Anthony Burgess's novel "A Clockwork Orange" is one of those books whose appeal is mostly derived from its ingenious use of language. Accordingly, any visual interpretation stands to lose much of the impact of the original work. However, with a visionary like Stanley Kubrick at the helm, the results can be equally great in a different way.


Kubrick wrote the screenplay himself and he managed to retain enough of the book's unique language to give the film a sense of the novel's style. Burgess wasn't happy that Kubrick dropped the events of the final chapter of his novel but I feel that movie's ending is more effective. Overall, a challenging adaptation for which Kubrick was rightly rewarded with an Oscar nomination.

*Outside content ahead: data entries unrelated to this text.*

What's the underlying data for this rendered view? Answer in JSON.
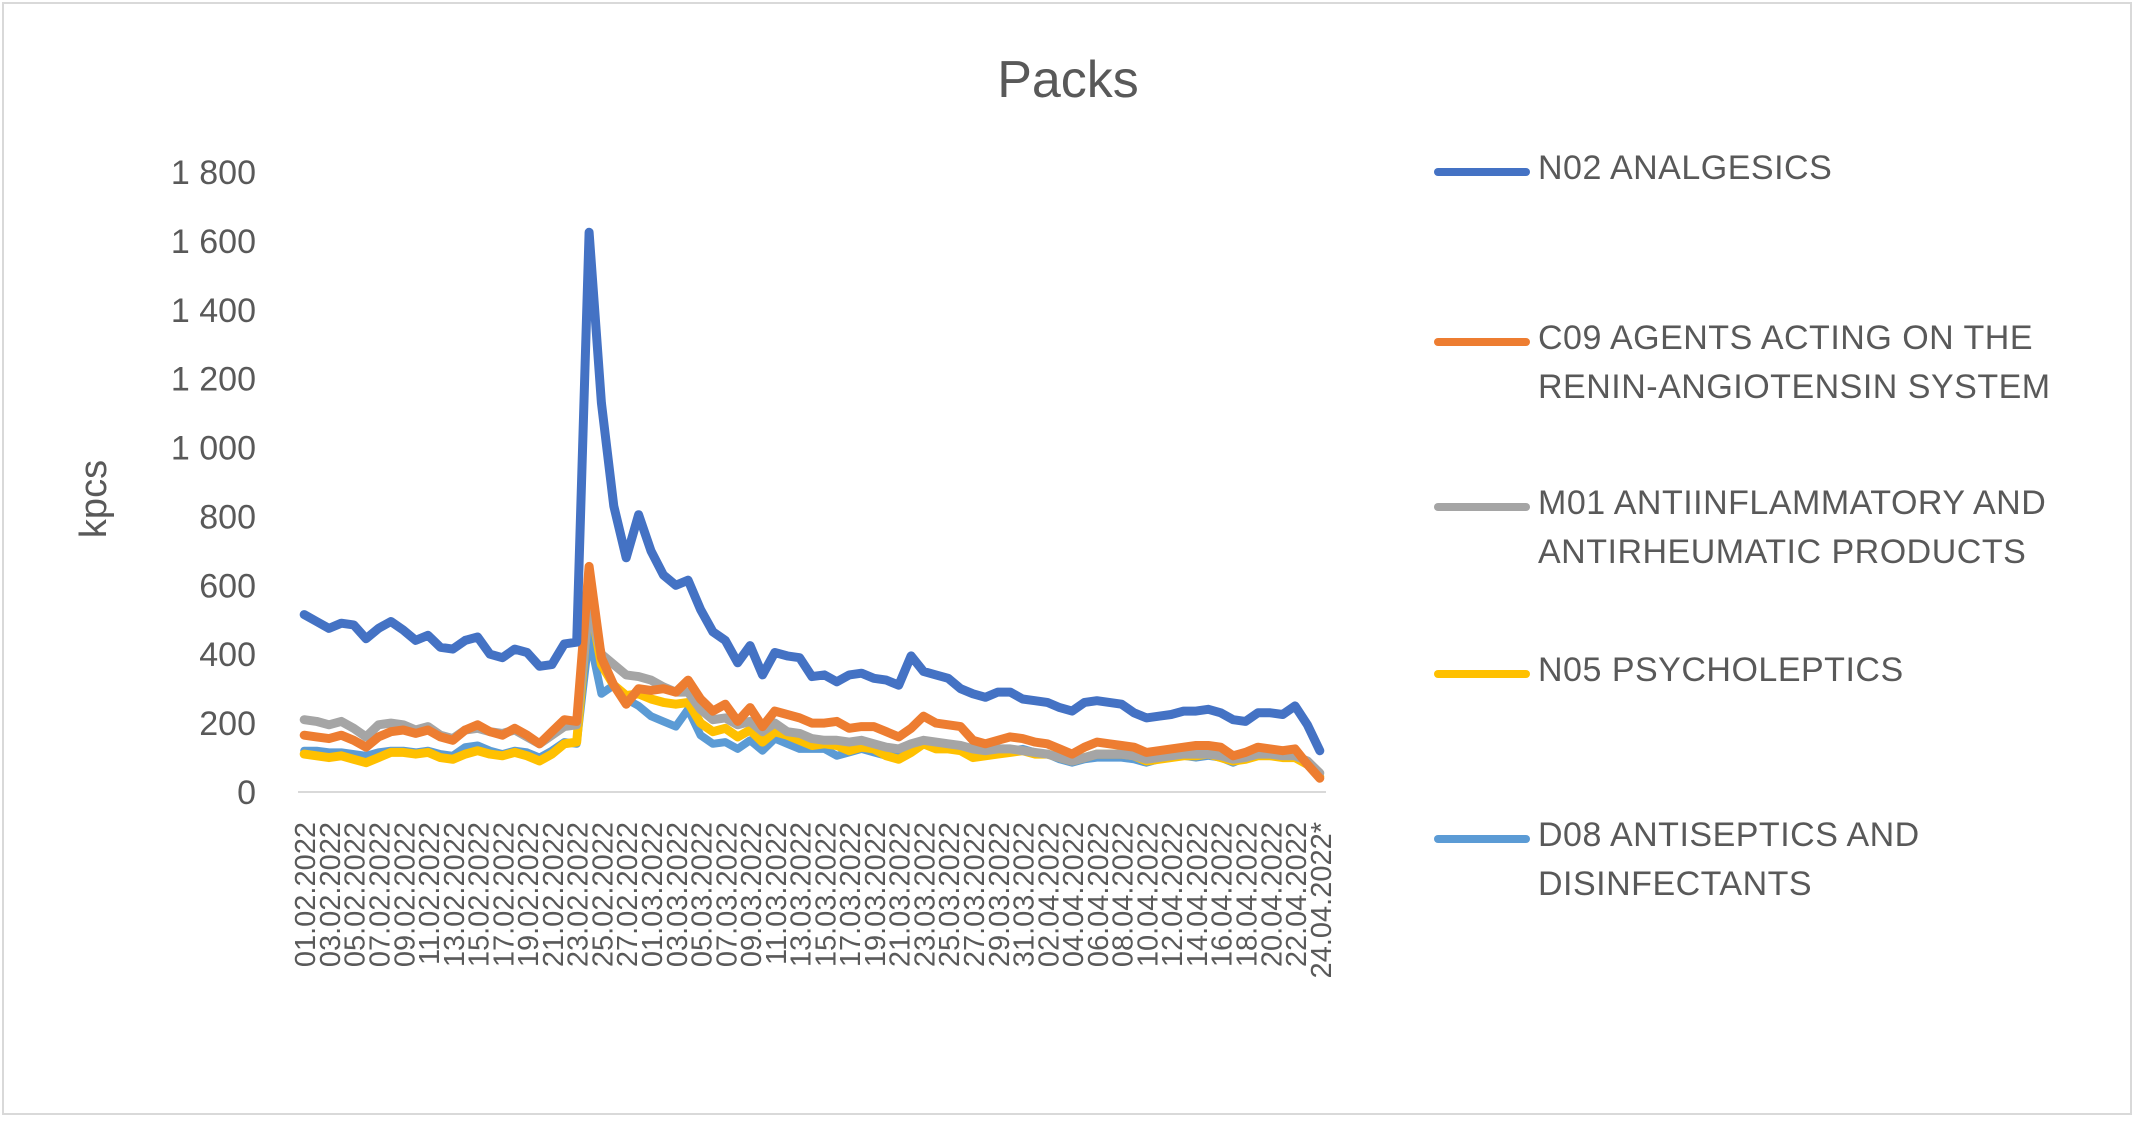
{
  "chart_data": {
    "type": "line",
    "title": "Packs",
    "ylabel": "kpcs",
    "xlabel": "",
    "ylim": [
      0,
      1800
    ],
    "yticks": [
      0,
      200,
      400,
      600,
      800,
      1000,
      1200,
      1400,
      1600,
      1800
    ],
    "ytick_labels": [
      "0",
      "200",
      "400",
      "600",
      "800",
      "1 000",
      "1 200",
      "1 400",
      "1 600",
      "1 800"
    ],
    "grid": false,
    "legend_position": "right",
    "x": [
      "01.02.2022",
      "02.02.2022",
      "03.02.2022",
      "04.02.2022",
      "05.02.2022",
      "06.02.2022",
      "07.02.2022",
      "08.02.2022",
      "09.02.2022",
      "10.02.2022",
      "11.02.2022",
      "12.02.2022",
      "13.02.2022",
      "14.02.2022",
      "15.02.2022",
      "16.02.2022",
      "17.02.2022",
      "18.02.2022",
      "19.02.2022",
      "20.02.2022",
      "21.02.2022",
      "22.02.2022",
      "23.02.2022",
      "24.02.2022",
      "25.02.2022",
      "26.02.2022",
      "27.02.2022",
      "28.02.2022",
      "01.03.2022",
      "02.03.2022",
      "03.03.2022",
      "04.03.2022",
      "05.03.2022",
      "06.03.2022",
      "07.03.2022",
      "08.03.2022",
      "09.03.2022",
      "10.03.2022",
      "11.03.2022",
      "12.03.2022",
      "13.03.2022",
      "14.03.2022",
      "15.03.2022",
      "16.03.2022",
      "17.03.2022",
      "18.03.2022",
      "19.03.2022",
      "20.03.2022",
      "21.03.2022",
      "22.03.2022",
      "23.03.2022",
      "24.03.2022",
      "25.03.2022",
      "26.03.2022",
      "27.03.2022",
      "28.03.2022",
      "29.03.2022",
      "30.03.2022",
      "31.03.2022",
      "01.04.2022",
      "02.04.2022",
      "03.04.2022",
      "04.04.2022",
      "05.04.2022",
      "06.04.2022",
      "07.04.2022",
      "08.04.2022",
      "09.04.2022",
      "10.04.2022",
      "11.04.2022",
      "12.04.2022",
      "13.04.2022",
      "14.04.2022",
      "15.04.2022",
      "16.04.2022",
      "17.04.2022",
      "18.04.2022",
      "19.04.2022",
      "20.04.2022",
      "21.04.2022",
      "22.04.2022",
      "23.04.2022",
      "24.04.2022*"
    ],
    "x_tick_labels": [
      "01.02.2022",
      "03.02.2022",
      "05.02.2022",
      "07.02.2022",
      "09.02.2022",
      "11.02.2022",
      "13.02.2022",
      "15.02.2022",
      "17.02.2022",
      "19.02.2022",
      "21.02.2022",
      "23.02.2022",
      "25.02.2022",
      "27.02.2022",
      "01.03.2022",
      "03.03.2022",
      "05.03.2022",
      "07.03.2022",
      "09.03.2022",
      "11.03.2022",
      "13.03.2022",
      "15.03.2022",
      "17.03.2022",
      "19.03.2022",
      "21.03.2022",
      "23.03.2022",
      "25.03.2022",
      "27.03.2022",
      "29.03.2022",
      "31.03.2022",
      "02.04.2022",
      "04.04.2022",
      "06.04.2022",
      "08.04.2022",
      "10.04.2022",
      "12.04.2022",
      "14.04.2022",
      "16.04.2022",
      "18.04.2022",
      "20.04.2022",
      "22.04.2022",
      "24.04.2022*"
    ],
    "series": [
      {
        "name": "N02 ANALGESICS",
        "color": "#4472c4",
        "values": [
          515,
          495,
          475,
          490,
          485,
          445,
          475,
          495,
          470,
          440,
          455,
          420,
          415,
          440,
          450,
          400,
          390,
          415,
          405,
          365,
          370,
          430,
          435,
          1625,
          1130,
          830,
          680,
          805,
          700,
          630,
          600,
          615,
          530,
          465,
          440,
          375,
          425,
          340,
          405,
          395,
          390,
          335,
          340,
          320,
          340,
          345,
          330,
          325,
          310,
          395,
          350,
          340,
          330,
          300,
          285,
          275,
          290,
          290,
          270,
          265,
          260,
          245,
          235,
          260,
          265,
          260,
          255,
          230,
          215,
          220,
          225,
          235,
          235,
          240,
          230,
          210,
          205,
          230,
          230,
          225,
          250,
          195,
          120
        ],
        "lw": 9
      },
      {
        "name": "C09 AGENTS ACTING ON THE RENIN-ANGIOTENSIN SYSTEM",
        "color": "#ed7d31",
        "values": [
          165,
          160,
          155,
          165,
          150,
          130,
          160,
          175,
          180,
          170,
          180,
          160,
          150,
          180,
          195,
          175,
          165,
          185,
          165,
          140,
          175,
          210,
          205,
          655,
          390,
          310,
          255,
          300,
          295,
          300,
          290,
          325,
          270,
          235,
          255,
          205,
          245,
          190,
          235,
          225,
          215,
          200,
          200,
          205,
          185,
          190,
          190,
          175,
          160,
          185,
          220,
          200,
          195,
          190,
          150,
          140,
          150,
          160,
          155,
          145,
          140,
          125,
          110,
          130,
          145,
          140,
          135,
          130,
          115,
          120,
          125,
          130,
          135,
          135,
          130,
          105,
          115,
          130,
          125,
          120,
          125,
          80,
          40
        ],
        "lw": 9
      },
      {
        "name": "M01 ANTIINFLAMMATORY AND ANTIRHEUMATIC PRODUCTS",
        "color": "#a5a5a5",
        "values": [
          210,
          205,
          195,
          205,
          185,
          160,
          195,
          200,
          195,
          180,
          190,
          165,
          155,
          180,
          185,
          175,
          170,
          180,
          160,
          140,
          165,
          190,
          195,
          540,
          400,
          370,
          340,
          335,
          325,
          305,
          290,
          290,
          240,
          210,
          215,
          195,
          205,
          175,
          200,
          175,
          170,
          155,
          150,
          150,
          145,
          150,
          140,
          130,
          125,
          140,
          150,
          145,
          140,
          135,
          125,
          120,
          125,
          125,
          120,
          115,
          110,
          100,
          90,
          100,
          110,
          110,
          110,
          105,
          95,
          100,
          105,
          110,
          110,
          110,
          105,
          95,
          100,
          110,
          110,
          105,
          105,
          90,
          55
        ],
        "lw": 9
      },
      {
        "name": "N05 PSYCHOLEPTICS",
        "color": "#ffc000",
        "values": [
          110,
          105,
          100,
          105,
          95,
          85,
          100,
          115,
          115,
          110,
          115,
          100,
          95,
          110,
          120,
          110,
          105,
          115,
          105,
          90,
          110,
          140,
          145,
          565,
          370,
          310,
          280,
          285,
          270,
          260,
          255,
          260,
          200,
          175,
          185,
          160,
          180,
          145,
          175,
          165,
          150,
          135,
          140,
          135,
          120,
          130,
          125,
          105,
          95,
          115,
          140,
          125,
          125,
          120,
          100,
          105,
          110,
          115,
          120,
          110,
          110,
          100,
          90,
          100,
          110,
          110,
          110,
          105,
          90,
          95,
          100,
          105,
          105,
          110,
          100,
          90,
          95,
          105,
          105,
          100,
          100,
          80,
          45
        ],
        "lw": 9
      },
      {
        "name": "D08 ANTISEPTICS AND DISINFECTANTS",
        "color": "#5b9bd5",
        "values": [
          120,
          120,
          115,
          115,
          110,
          105,
          115,
          120,
          120,
          115,
          120,
          110,
          105,
          130,
          135,
          120,
          110,
          120,
          115,
          100,
          120,
          145,
          140,
          455,
          285,
          310,
          270,
          250,
          220,
          205,
          190,
          240,
          165,
          140,
          145,
          125,
          150,
          120,
          155,
          140,
          125,
          125,
          125,
          105,
          115,
          125,
          115,
          105,
          110,
          120,
          140,
          130,
          130,
          125,
          110,
          115,
          115,
          120,
          125,
          115,
          110,
          95,
          85,
          95,
          100,
          100,
          100,
          95,
          85,
          95,
          100,
          105,
          100,
          105,
          100,
          85,
          100,
          105,
          105,
          100,
          105,
          85,
          55
        ],
        "lw": 8
      }
    ]
  }
}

As for the direction (also Oscar-nominated), Kubrick delivered a typically outstanding effort. His direction is arguably as dexterous as Burgess's prose. The cinematography is also stunning while the score, which is rife with classical music, is memorable as well.


As far as acting goes, this is Malcolm McDowell's picture. That's not to say that the supporting actors are forgettable (they aren't); he just delivers a towering performance that few could hope to match. The fact that he was denied an Oscar nomination for his work is nothing short of mind-boggling.


Ultimately, "A Clockwork Orange" succeeds both as entertainment and as a piece of art. The novel is a tough yardstick to measure up to but Kubrick accomplished the task mainly by remaining true to the source but also by adding a few touches of his own. I highly recommend it as one of the best films of the seventies.